– The global Brent benchmark sunk to its lowest level since early January this week, almost dropping below $80 per barrel, as China protests unsettled investors that were still hoping for demand growth.
– A more balanced supply/demand outlook has triggered the first contango seen in the futures markets since late 2020, with the slight upward trend in the front months of Brent, WTI, and Dubai making it profitable again to store oil.

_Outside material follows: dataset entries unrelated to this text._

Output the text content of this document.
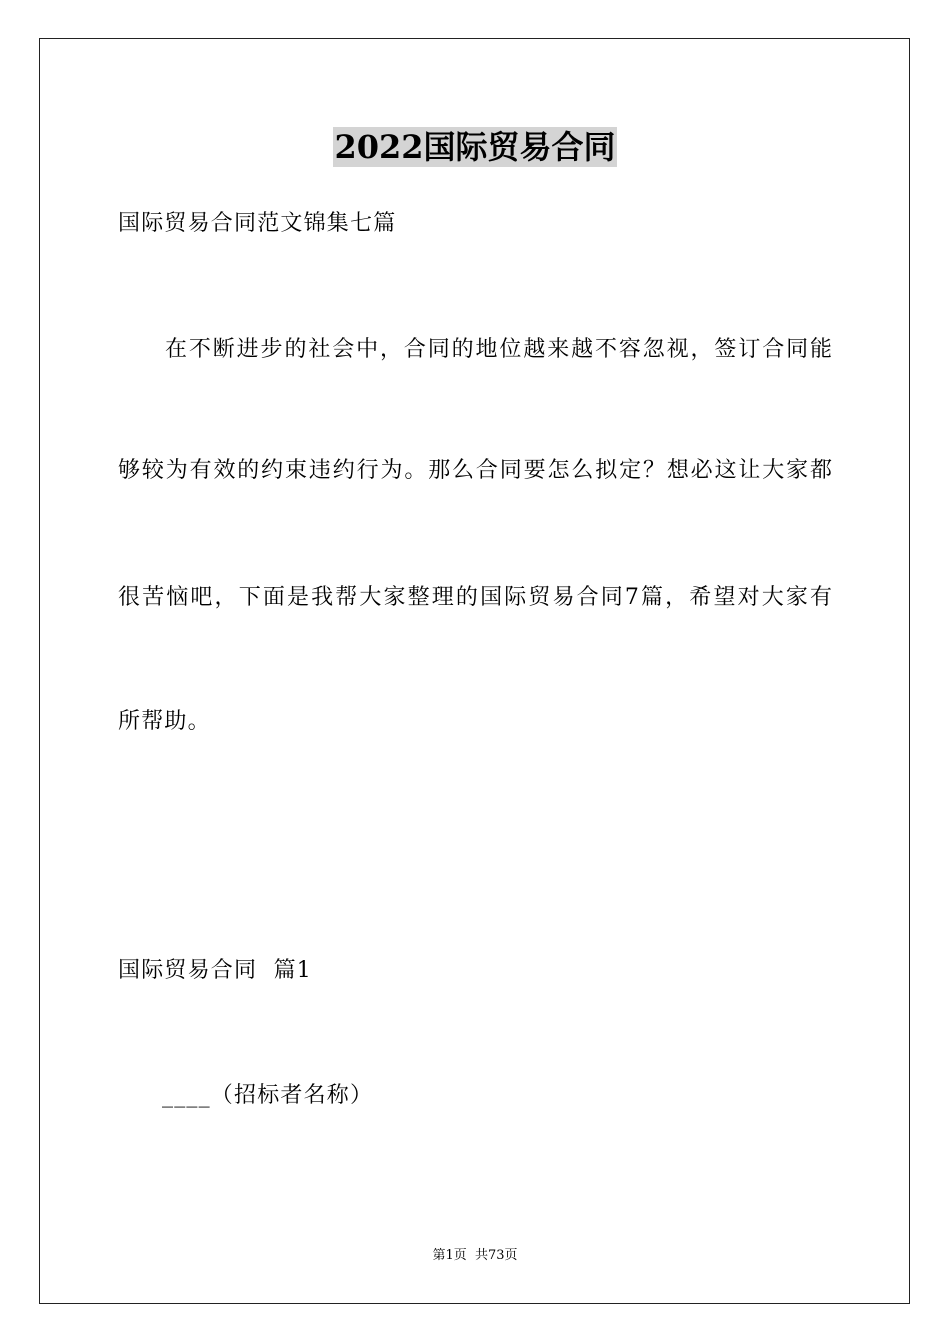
2022国际贸易合同
国际贸易合同范文锦集七篇
在不断进步的社会中，合同的地位越来越不容忽视，签订合同能
够较为有效的约束违约行为。那么合同要怎么拟定？想必这让大家都
很苦恼吧，下面是我帮大家整理的国际贸易合同7篇，希望对大家有
所帮助。
国际贸易合同  篇1
____（招标者名称）
第1页 共73页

– Less than one week before its nominal start, the European Union has so far failed to agree on a price cap level on Russian crude, with the markets starting to believe there will not be a substantial disruption in Russian flows come 2023.
– At the same time, liquidity in the key contracts traded is wafer-thin as last week’s volatility prompted the sell-off of an equivalent of 90 million barrels, with open interest in WTI falling to the lowest since 2015.

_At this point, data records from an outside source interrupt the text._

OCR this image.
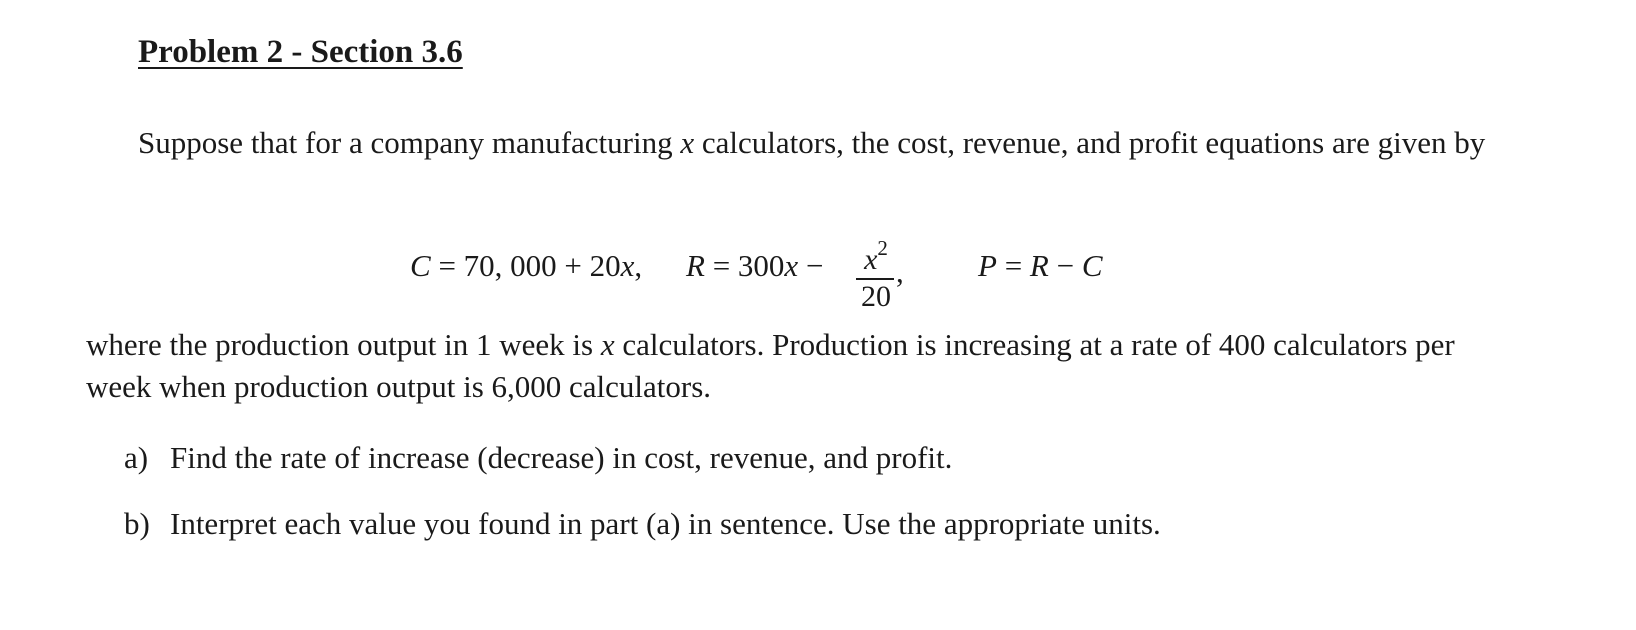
Problem 2 - Section 3.6

Suppose that for a company manufacturing x calculators, the cost, revenue, and profit equations are given by

C = 70, 000 + 20x, $R = 300x - x^2$
20
, P = R − C

where the production output in 1 week is x calculators. Production is increasing at a rate of 400 calculators per week when production output is 6,000 calculators.

a) Find the rate of increase (decrease) in cost, revenue, and profit.
b) Interpret each value you found in part (a) in sentence. Use the appropriate units.
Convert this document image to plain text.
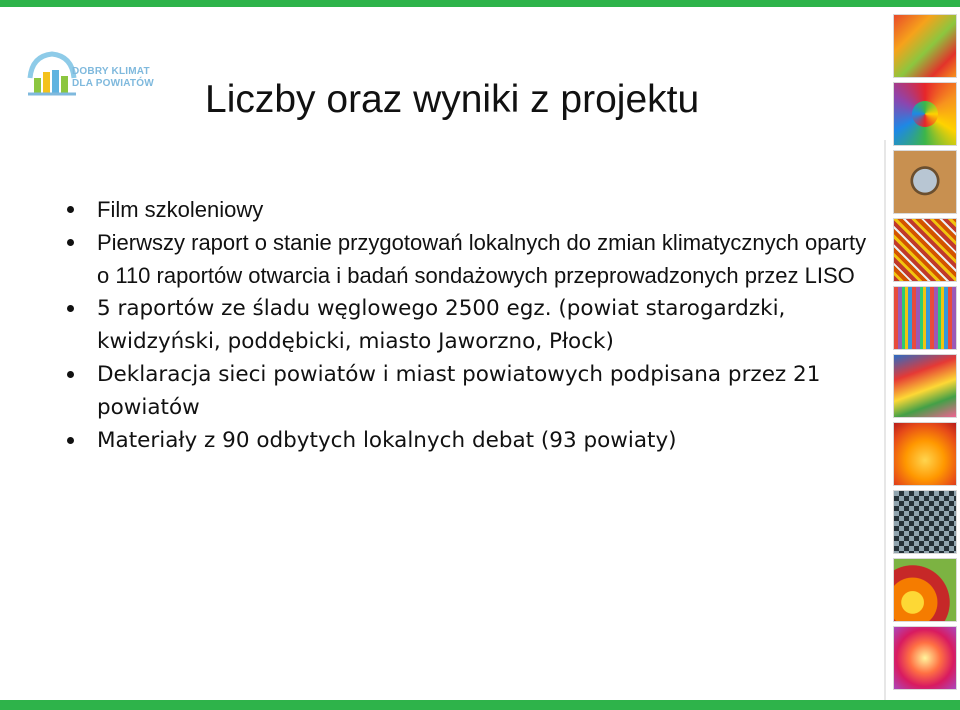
DOBRY KLIMAT
DLA POWIATÓW Liczby oraz wyniki z projektu
Film szkoleniowy
Pierwszy raport o stanie przygotowań lokalnych do zmian klimatycznych oparty o 110 raportów otwarcia i badań sondażowych przeprowadzonych przez LISO
5 raportów ze śladu węglowego 2500 egz. (powiat starogardzki, kwidzyński, poddębicki, miasto Jaworzno, Płock)
Deklaracja sieci powiatów i miast powiatowych podpisana przez 21 powiatów
Materiały z 90 odbytych lokalnych debat (93 powiaty)
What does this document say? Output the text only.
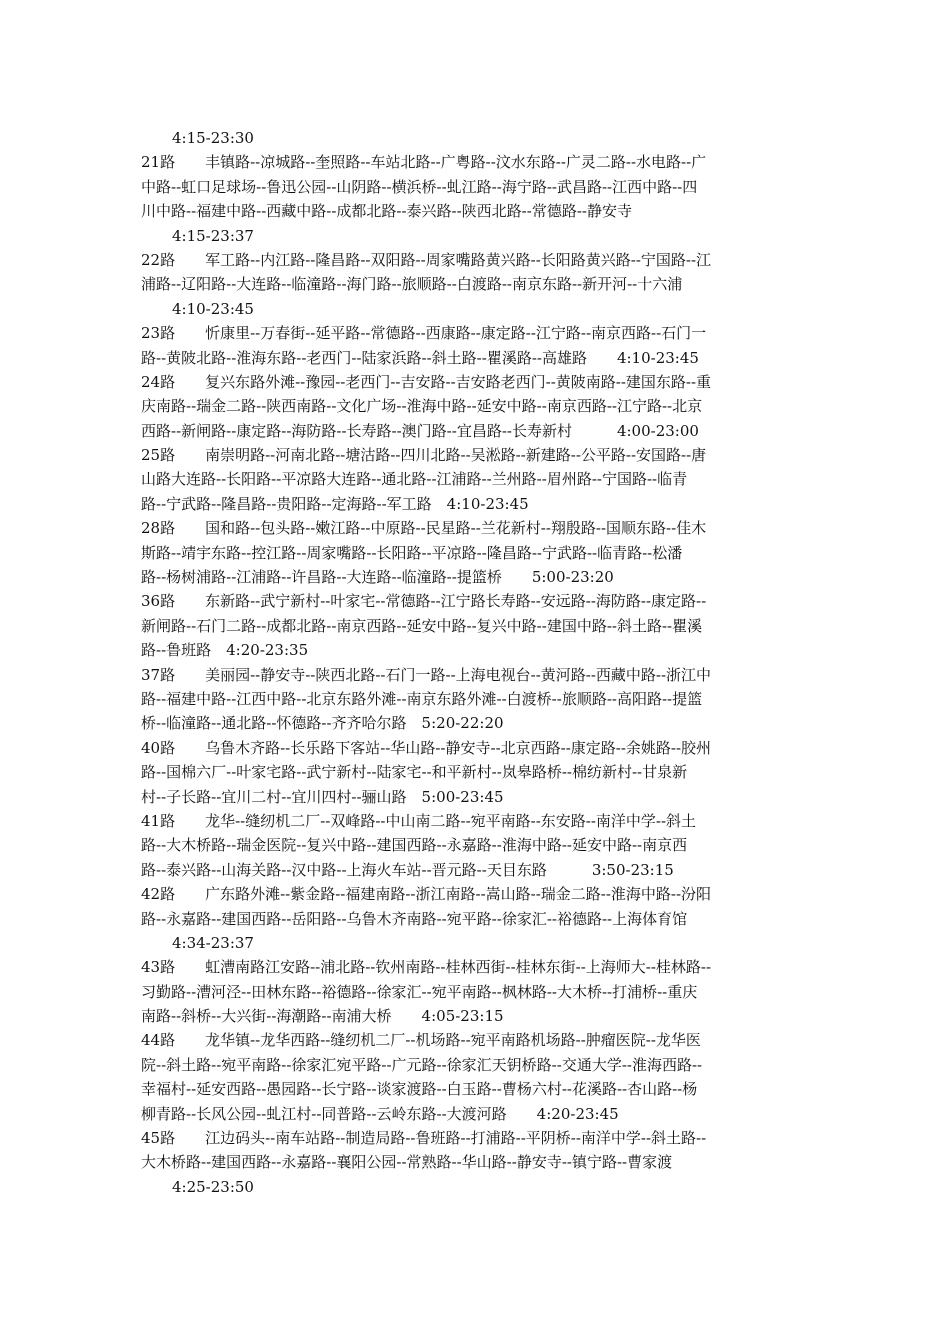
4:15-23:30
21路　　丰镇路--凉城路--奎照路--车站北路--广粤路--汶水东路--广灵二路--水电路--广
中路--虹口足球场--鲁迅公园--山阴路--横浜桥--虬江路--海宁路--武昌路--江西中路--四
川中路--福建中路--西藏中路--成都北路--泰兴路--陕西北路--常德路--静安寺
4:15-23:37
22路　　军工路--内江路--隆昌路--双阳路--周家嘴路黄兴路--长阳路黄兴路--宁国路--江
浦路--辽阳路--大连路--临潼路--海门路--旅顺路--白渡路--南京东路--新开河--十六浦
4:10-23:45
23路　　忻康里--万春街--延平路--常德路--西康路--康定路--江宁路--南京西路--石门一
路--黄陂北路--淮海东路--老西门--陆家浜路--斜土路--瞿溪路--高雄路　　4:10-23:45
24路　　复兴东路外滩--豫园--老西门--吉安路--吉安路老西门--黄陂南路--建国东路--重
庆南路--瑞金二路--陕西南路--文化广场--淮海中路--延安中路--南京西路--江宁路--北京
西路--新闸路--康定路--海防路--长寿路--澳门路--宜昌路--长寿新村　　　4:00-23:00
25路　　南崇明路--河南北路--塘沽路--四川北路--吴淞路--新建路--公平路--安国路--唐
山路大连路--长阳路--平凉路大连路--通北路--江浦路--兰州路--眉州路--宁国路--临青
路--宁武路--隆昌路--贵阳路--定海路--军工路　4:10-23:45
28路　　国和路--包头路--嫩江路--中原路--民星路--兰花新村--翔殷路--国顺东路--佳木
斯路--靖宇东路--控江路--周家嘴路--长阳路--平凉路--隆昌路--宁武路--临青路--松潘
路--杨树浦路--江浦路--许昌路--大连路--临潼路--提篮桥　　5:00-23:20
36路　　东新路--武宁新村--叶家宅--常德路--江宁路长寿路--安远路--海防路--康定路--
新闸路--石门二路--成都北路--南京西路--延安中路--复兴中路--建国中路--斜土路--瞿溪
路--鲁班路　4:20-23:35
37路　　美丽园--静安寺--陕西北路--石门一路--上海电视台--黄河路--西藏中路--浙江中
路--福建中路--江西中路--北京东路外滩--南京东路外滩--白渡桥--旅顺路--高阳路--提篮
桥--临潼路--通北路--怀德路--齐齐哈尔路　5:20-22:20
40路　　乌鲁木齐路--长乐路下客站--华山路--静安寺--北京西路--康定路--余姚路--胶州
路--国棉六厂--叶家宅路--武宁新村--陆家宅--和平新村--岚皋路桥--棉纺新村--甘泉新
村--子长路--宜川二村--宜川四村--骊山路　5:00-23:45
41路　　龙华--缝纫机二厂--双峰路--中山南二路--宛平南路--东安路--南洋中学--斜土
路--大木桥路--瑞金医院--复兴中路--建国西路--永嘉路--淮海中路--延安中路--南京西
路--泰兴路--山海关路--汉中路--上海火车站--晋元路--天目东路　　　3:50-23:15
42路　　广东路外滩--紫金路--福建南路--浙江南路--嵩山路--瑞金二路--淮海中路--汾阳
路--永嘉路--建国西路--岳阳路--乌鲁木齐南路--宛平路--徐家汇--裕德路--上海体育馆
4:34-23:37
43路　　虹漕南路江安路--浦北路--钦州南路--桂林西街--桂林东街--上海师大--桂林路--
习勤路--漕河泾--田林东路--裕德路--徐家汇--宛平南路--枫林路--大木桥--打浦桥--重庆
南路--斜桥--大兴街--海潮路--南浦大桥　　4:05-23:15
44路　　龙华镇--龙华西路--缝纫机二厂--机场路--宛平南路机场路--肿瘤医院--龙华医
院--斜土路--宛平南路--徐家汇宛平路--广元路--徐家汇天钥桥路--交通大学--淮海西路--
幸福村--延安西路--愚园路--长宁路--谈家渡路--白玉路--曹杨六村--花溪路--杏山路--杨
柳青路--长风公园--虬江村--同普路--云岭东路--大渡河路　　4:20-23:45
45路　　江边码头--南车站路--制造局路--鲁班路--打浦路--平阴桥--南洋中学--斜土路--
大木桥路--建国西路--永嘉路--襄阳公园--常熟路--华山路--静安寺--镇宁路--曹家渡
4:25-23:50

– Amidst an ongoing retreat from Western nations, China’s offshore oil company CNOOC bought a 5% stake in the 11-billion-barrel Buzios field from Brazil’s Petrobras for $1.9 billion.
– UK-based energy firm Shell has agreed to pay $2 billion to buy Danish biogas producer Nature Energy Biogas, only a month after BP bought US biogas company Archaea.
– US oil major ExxonMobil is set to wind down production in Equatorial Guinea and leave the country altogether after its license expires in 2026, part of a wider African pull-out.
Whilst this week started off with a commodity-wide selloff, driven by concerns about Chinese protests damaging demand even further, by now that sentiment has shifted into a tacit anticipation of good news coming our way. There is hope that the anti-lockdown protests will force Beijing to ease its strict zero-COVID policy and allow for more of the unrestricted growth that we have gotten used to over the past years. With OPEC members having dispelled rumors that they might boost production, the market is now considering the possibility of another OPEC+ cut – sending Brent back above $85 per barrel.